Fine-Grained Activation Steering: Steering Less, Achieving More
Zijian Feng, Tianjiao Li, Zixiao Zhu, Hanzhang Zhou, Junlang Qian, Li Zhang, Jia Jim Deryl Chua, Lee Onn Mak, Gee Wah Ng, Kezhi Mao
TL;DR
This work reveals that block-level activation steering is inherently limited by heterogeneous AU-level contributions within layers of transformers. It introduces AU-level activations and AUSteer, which localizes discriminative AUs using activation momentum and applies adaptive, input-dependent steering, updating activations via $\hat{x}_i = x_i + \gamma_i x_i$. Across diverse tasks and large models, AUSteer consistently outperforms block-level baselines while intervening on far fewer activations, demonstrating that steering less can achieve more and offering a scalable, efficient approach for fine-grained activation control in LLMs.
Abstract
Activation steering has emerged as a cost-effective paradigm for modifying large language model (LLM) behaviors. Existing methods typically intervene at the block level, steering the bundled activations of selected attention heads, feedforward networks, or residual streams. However, we reveal that block-level activations are inherently heterogeneous, entangling beneficial, irrelevant, and harmful features, thereby rendering block-level steering coarse, inefficient, and intrusive. To investigate the root cause, we decompose block activations into fine-grained atomic unit (AU)-level activations, where each AU-level activation corresponds to a single dimension of the block activation, and each AU denotes a slice of the block weight matrix.
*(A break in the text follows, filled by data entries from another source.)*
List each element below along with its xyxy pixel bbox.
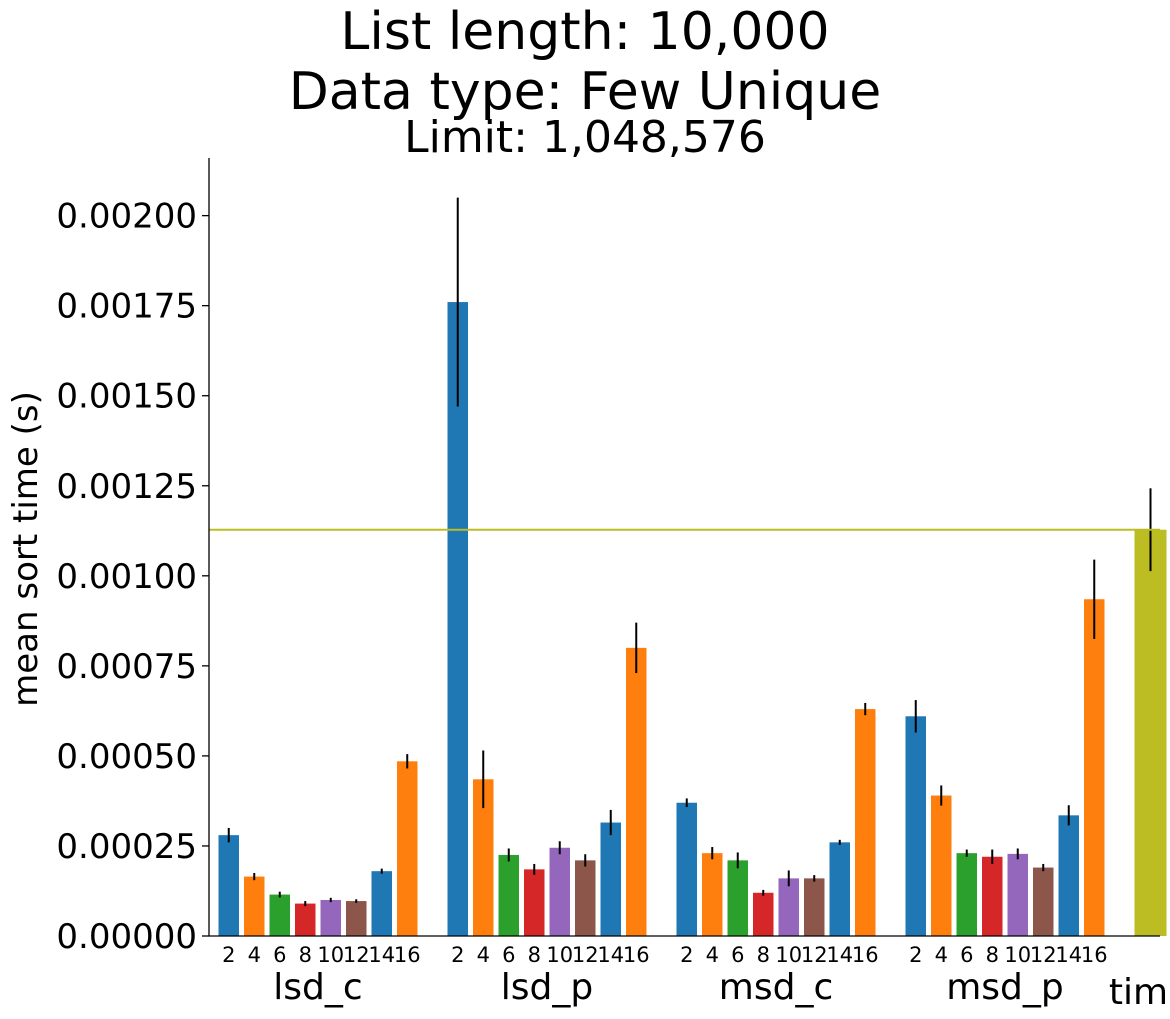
bar-msd_c-8 <box>753 892 774 936</box>
bar-lsd_c-2 <box>218 835 239 936</box>
y-tick-label-0.00025: 0.00025 <box>56 827 197 867</box>
bucket-tick-label-lsd_c-16: 16 <box>394 943 421 967</box>
bar-msd_p-8 <box>982 856 1003 936</box>
bucket-tick-label-lsd_p-12: 12 <box>572 943 599 967</box>
y-tick-label-0.00100: 0.00100 <box>56 557 197 597</box>
bucket-tick-label-msd_c-2: 2 <box>680 943 693 967</box>
y-tick-label-0.00000: 0.00000 <box>56 917 197 957</box>
bar-lsd_p-6 <box>498 854 519 936</box>
bar-msd_p-14 <box>1058 815 1079 936</box>
bucket-tick-label-lsd_p-4: 4 <box>477 943 490 967</box>
bucket-tick-label-msd_p-12: 12 <box>1030 943 1057 967</box>
bucket-tick-label-lsd_c-8: 8 <box>299 943 312 967</box>
bar-msd_p-16 <box>1084 599 1105 936</box>
bar-msd_c-10 <box>778 878 799 936</box>
bar-msd_c-16 <box>855 709 876 936</box>
bar-lsd_c-4 <box>244 876 265 936</box>
bar-msd_c-2 <box>676 802 697 936</box>
bucket-tick-label-msd_p-4: 4 <box>935 943 948 967</box>
bar-lsd_p-2 <box>447 302 468 936</box>
bucket-tick-label-msd_c-16: 16 <box>852 943 879 967</box>
bar-msd_c-4 <box>702 853 723 936</box>
bucket-tick-label-msd_c-6: 6 <box>731 943 744 967</box>
group-label-msd_c: msd_c <box>719 967 833 1008</box>
bar-lsd_p-12 <box>575 860 596 936</box>
bar-lsd_p-16 <box>626 647 647 936</box>
bar-msd_p-2 <box>905 716 926 936</box>
y-tick-label-0.00125: 0.00125 <box>56 467 197 507</box>
bar-lsd_c-16 <box>397 761 418 936</box>
y-axis-label: mean sort time (s) <box>6 391 46 707</box>
bar-lsd_c-6 <box>269 894 290 936</box>
bar-msd_p-4 <box>931 795 952 936</box>
bucket-tick-label-msd_p-2: 2 <box>909 943 922 967</box>
group-label-tim: tim <box>1109 972 1168 1013</box>
group-label-lsd_p: lsd_p <box>501 967 593 1008</box>
bucket-tick-label-lsd_p-10: 10 <box>546 943 573 967</box>
bucket-tick-label-msd_c-4: 4 <box>706 943 719 967</box>
bucket-tick-label-lsd_p-8: 8 <box>528 943 541 967</box>
bucket-tick-label-lsd_p-14: 14 <box>597 943 624 967</box>
y-tick-label-0.00075: 0.00075 <box>56 647 197 687</box>
bucket-tick-label-msd_c-10: 10 <box>775 943 802 967</box>
group-label-msd_p: msd_p <box>946 967 1064 1008</box>
bar-lsd_c-8 <box>295 903 316 936</box>
bar-tim-value <box>1134 529 1167 936</box>
bucket-tick-label-lsd_p-16: 16 <box>623 943 650 967</box>
bar-lsd_c-14 <box>371 871 392 936</box>
bucket-tick-label-lsd_c-10: 10 <box>317 943 344 967</box>
bucket-tick-label-msd_p-10: 10 <box>1004 943 1031 967</box>
bar-lsd_p-8 <box>524 869 545 936</box>
chart-subtitle-limit: Limit: 1,048,576 <box>404 112 766 163</box>
bucket-tick-label-msd_p-6: 6 <box>960 943 973 967</box>
bucket-tick-label-msd_p-8: 8 <box>986 943 999 967</box>
bar-lsd_p-10 <box>549 847 570 936</box>
chart-title: List length: 10,000 <box>340 2 830 62</box>
bucket-tick-label-msd_c-8: 8 <box>757 943 770 967</box>
bar-msd_p-6 <box>956 853 977 936</box>
y-tick-label-0.00150: 0.00150 <box>56 377 197 417</box>
bucket-tick-label-msd_p-14: 14 <box>1055 943 1082 967</box>
bar-msd_c-12 <box>804 878 825 936</box>
bucket-tick-label-lsd_c-4: 4 <box>248 943 261 967</box>
y-tick-label-0.00175: 0.00175 <box>56 287 197 327</box>
group-label-lsd_c: lsd_c <box>273 967 362 1008</box>
y-tick-label-0.00200: 0.00200 <box>56 197 197 237</box>
bar-lsd_c-10 <box>320 899 341 936</box>
bar-msd_c-6 <box>727 860 748 936</box>
bucket-tick-label-lsd_c-14: 14 <box>368 943 395 967</box>
bucket-tick-label-msd_c-14: 14 <box>826 943 853 967</box>
bucket-tick-label-msd_c-12: 12 <box>801 943 828 967</box>
bar-lsd_c-12 <box>346 901 367 936</box>
chart-subtitle: Data type: Few Unique <box>288 62 882 122</box>
bar-lsd_p-4 <box>473 779 494 936</box>
bucket-tick-label-msd_p-16: 16 <box>1081 943 1108 967</box>
bucket-tick-label-lsd_c-12: 12 <box>343 943 370 967</box>
bar-msd_p-12 <box>1033 867 1054 936</box>
bar-msd_p-10 <box>1007 853 1028 936</box>
bar-lsd_p-14 <box>600 822 621 936</box>
bar-msd_c-14 <box>829 842 850 936</box>
bucket-tick-label-lsd_c-6: 6 <box>273 943 286 967</box>
bucket-tick-label-lsd_p-6: 6 <box>502 943 515 967</box>
bucket-tick-label-lsd_c-2: 2 <box>222 943 235 967</box>
bucket-tick-label-lsd_p-2: 2 <box>451 943 464 967</box>
y-tick-label-0.00050: 0.00050 <box>56 737 197 777</box>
Steering an AU-level activation is thus equivalent to steering its associated AU. Our theoretical and empirical analysis show that heterogeneity arises because different AUs or dimensions control distinct token distributions in LLM outputs. Hence, block-level steering inevitably moves helpful and harmful token directions together, which reduces efficiency. Restricting intervention to beneficial AUs yields more precise and effective steering. Building on this insight, we propose AUSteer, a simple and efficient method that operates at a finer granularity of the AU level. AUSteer first identifies discriminative AUs globally by computing activation momenta on contrastive samples. It then assigns adaptive steering strengths tailored to diverse inputs and selected AU activations. Comprehensive experiments on multiple LLMs and tasks show that AUSteer consistently surpasses advanced baselines while steering considerably fewer activations, demonstrating that steering less achieves more.